Fournir les informations dont le patient a besoin pour prendre une décision éclairée sur les options proposées.
Les informations fournies à la personne proviennent d'études présentant divers problèmes méthodologiques, avec des inconnues à long terme, comme le reconnaissent les auteurs. Comme le mentionne le Cass Review : « En envisageant les interventions endocriniennes, le grand nombre d'inconnues concernant les risques/bénéfices pour chaque individu et le manque d'informations robustes pour les aider à prendre des décisions posent un problème majeur pour obtenir un consentement éclairé. (16.34) (...) Les informations [sur les avantages et risques à long terme des interventions hormonales provenant de résultats d'autres personnes] ne sont actuellement pas disponibles pour les interventions chez les enfants et les jeunes (...), de sorte que les jeunes et leur famille doivent prendre des décisions sans avoir une image adéquate des impacts potentiels et des résultats (...) (90) »

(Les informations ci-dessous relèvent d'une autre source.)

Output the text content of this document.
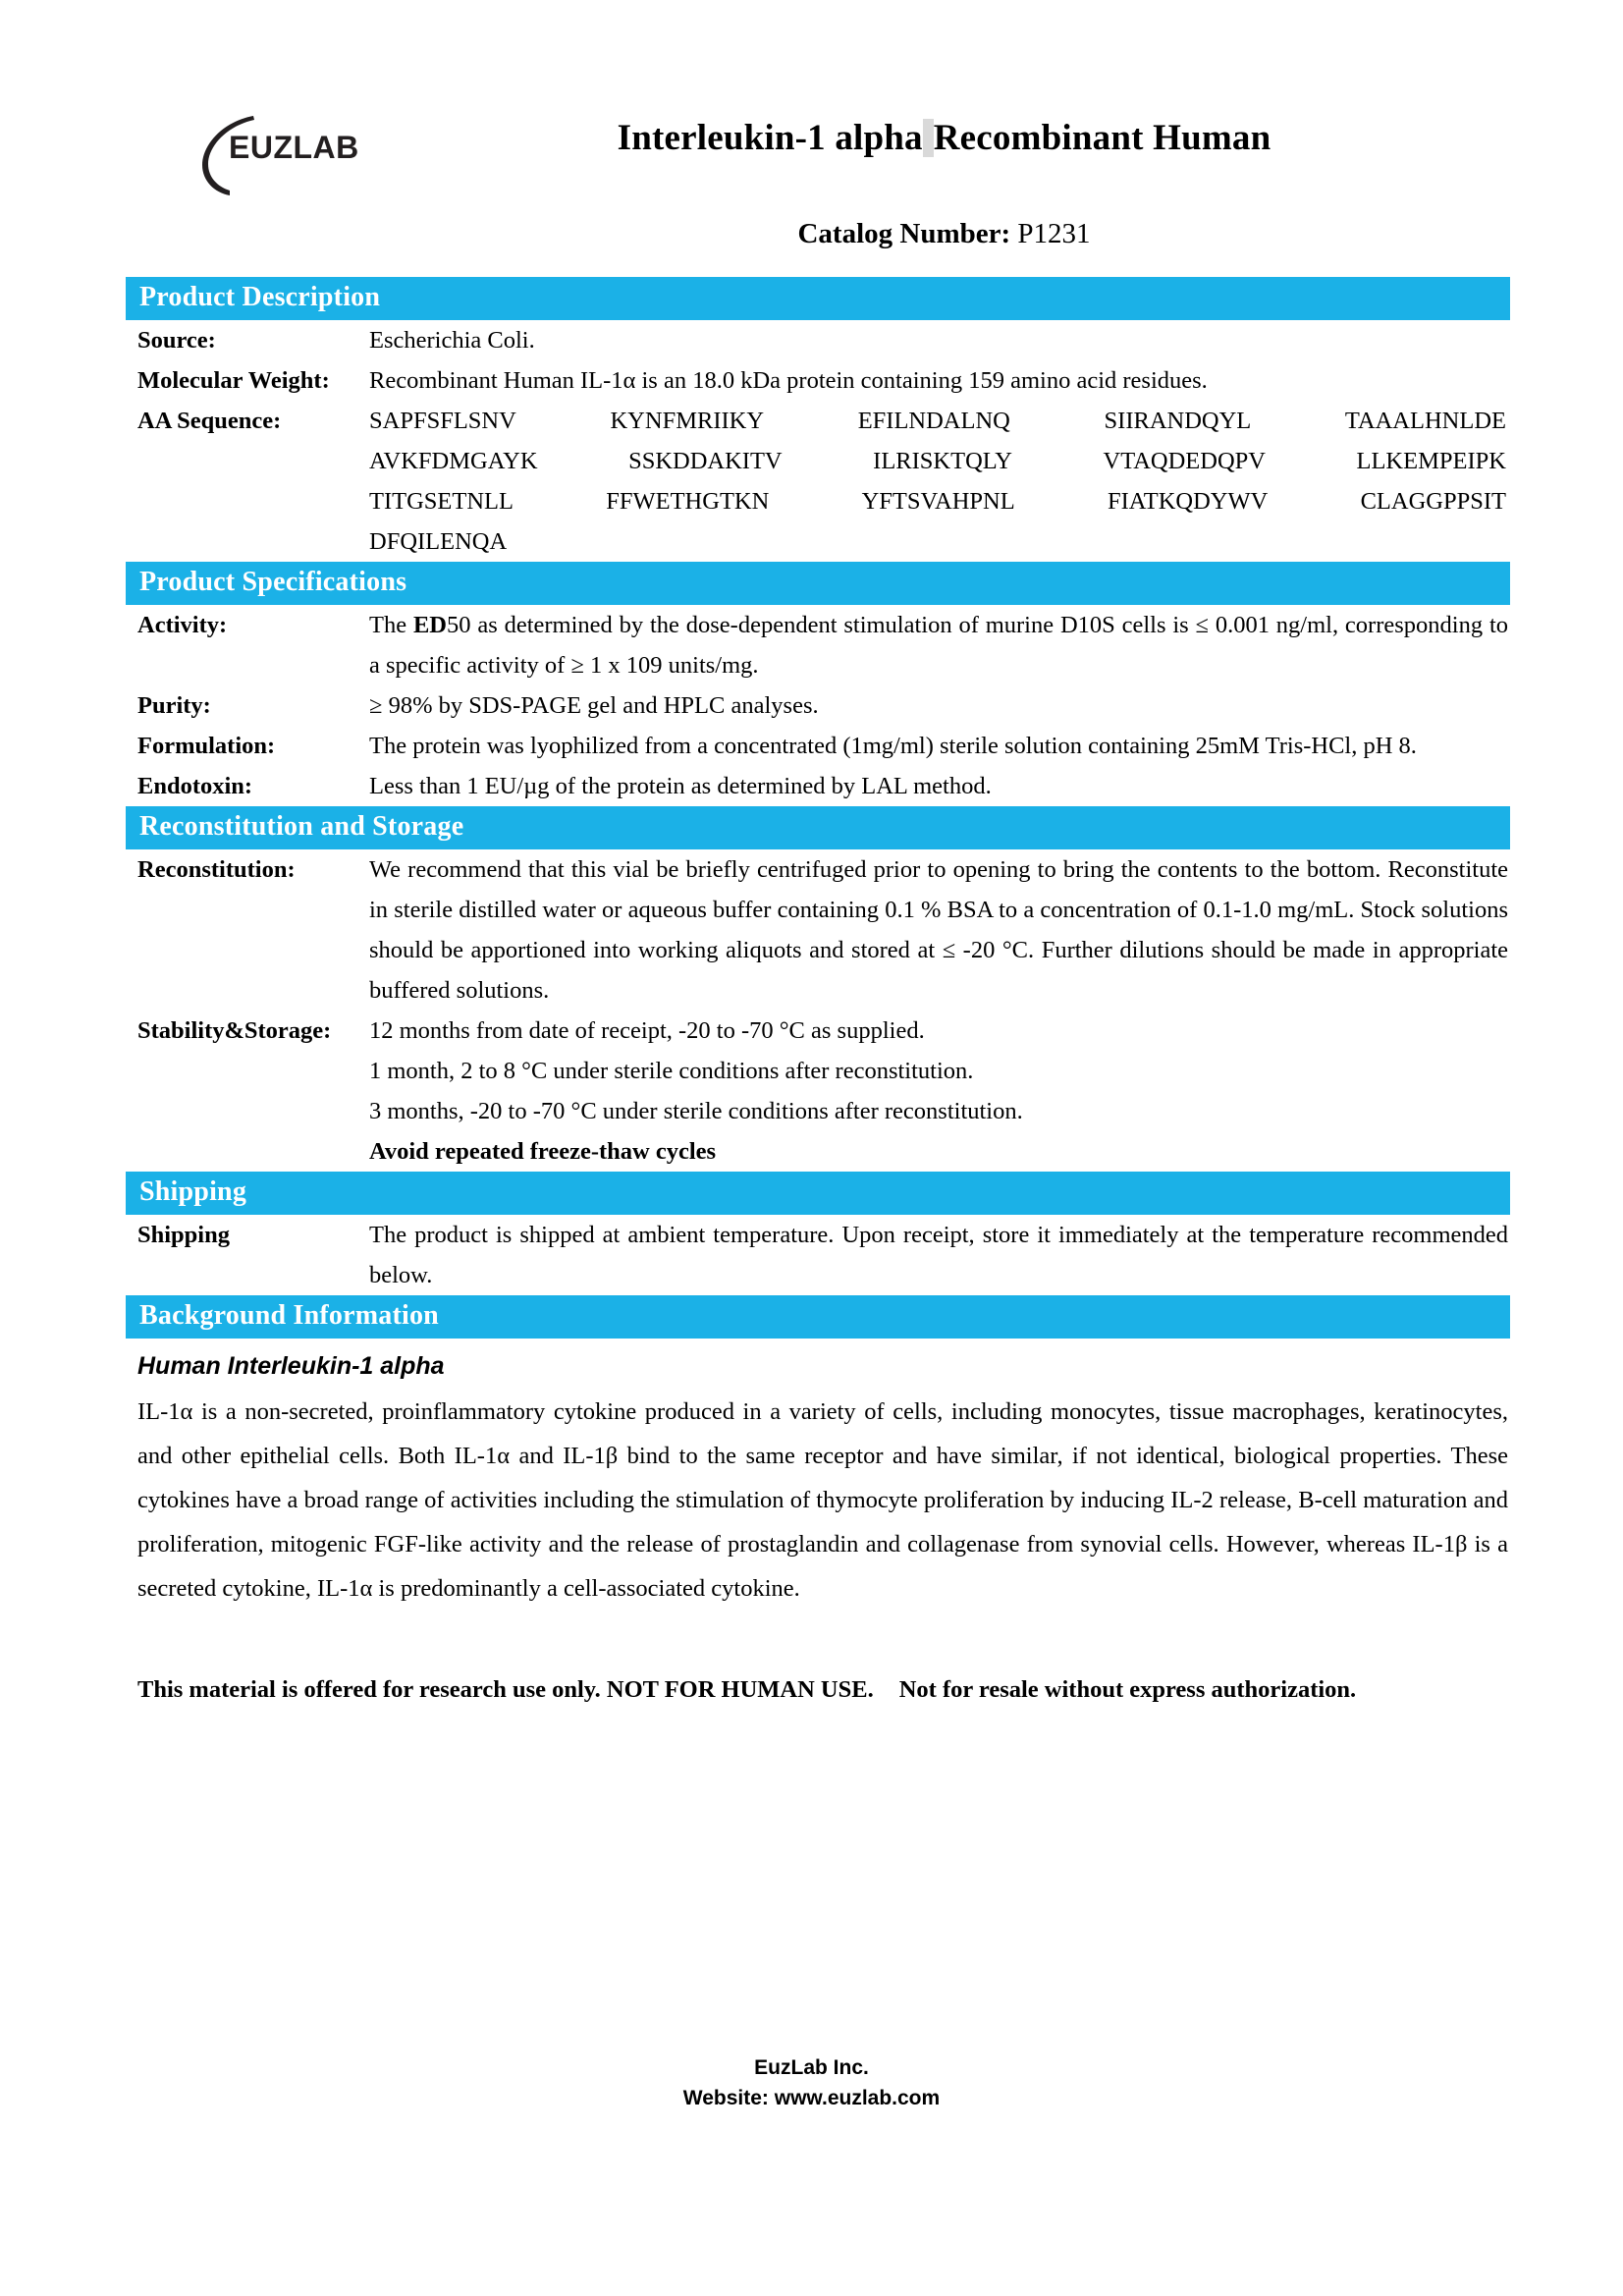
EUZLAB	Interleukin-1 alpha Recombinant Human
Catalog Number: P1231
Product Description
Source:	Escherichia Coli.
Molecular Weight:	Recombinant Human IL-1α is an 18.0 kDa protein containing 159 amino acid residues.
AA Sequence:	SAPFSFLSNV	KYNFMRIIKY	EFILNDALNQ	SIIRANDQYL	TAAALHNLDE
AVKFDMGAYK	SSKDDAKITV	ILRISKTQLY	VTAQDEDQPV	LLKEMPEIPK
TITGSETNLL	FFWETHGTKN	YFTSVAHPNL	FIATKQDYWV	CLAGGPPSIT
DFQILENQA
Product Specifications
Activity:	The ED50 as determined by the dose-dependent stimulation of murine D10S cells is ≤ 0.001 ng/ml, corresponding to a specific activity of ≥ 1 x 109 units/mg.
Purity:	≥ 98% by SDS-PAGE gel and HPLC analyses.
Formulation:	The protein was lyophilized from a concentrated (1mg/ml) sterile solution containing 25mM Tris-HCl, pH 8.
Endotoxin:	Less than 1 EU/µg of the protein as determined by LAL method.
Reconstitution and Storage
Reconstitution:	We recommend that this vial be briefly centrifuged prior to opening to bring the contents to the bottom. Reconstitute in sterile distilled water or aqueous buffer containing 0.1 % BSA to a concentration of 0.1-1.0 mg/mL. Stock solutions should be apportioned into working aliquots and stored at ≤ -20 °C. Further dilutions should be made in appropriate buffered solutions.
Stability&Storage:	12 months from date of receipt, -20 to -70 °C as supplied.
1 month, 2 to 8 °C under sterile conditions after reconstitution.
3 months, -20 to -70 °C under sterile conditions after reconstitution.
Avoid repeated freeze-thaw cycles
Shipping
Shipping	The product is shipped at ambient temperature. Upon receipt, store it immediately at the temperature recommended below.
Background Information
Human Interleukin-1 alpha
IL-1α is a non-secreted, proinflammatory cytokine produced in a variety of cells, including monocytes, tissue macrophages, keratinocytes, and other epithelial cells. Both IL-1α and IL-1β bind to the same receptor and have similar, if not identical, biological properties. These cytokines have a broad range of activities including the stimulation of thymocyte proliferation by inducing IL-2 release, B-cell maturation and proliferation, mitogenic FGF-like activity and the release of prostaglandin and collagenase from synovial cells. However, whereas IL-1β is a secreted cytokine, IL-1α is predominantly a cell-associated cytokine.
This material is offered for research use only. NOT FOR HUMAN USE. Not for resale without express authorization.
EuzLab Inc.
Website: www.euzlab.com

Les auteurs rappellent que « l’intérêt supérieur de l’enfant est une référence dans la prise de décision ». Mais comme le mentionne le Cass Review : « Les décisions dans l'intérêt supérieur sont particulièrement difficiles lorsque le traitement proposé a un impact important, est difficilement réversible et que le résultat du traitement est moins prévisible » (16.33).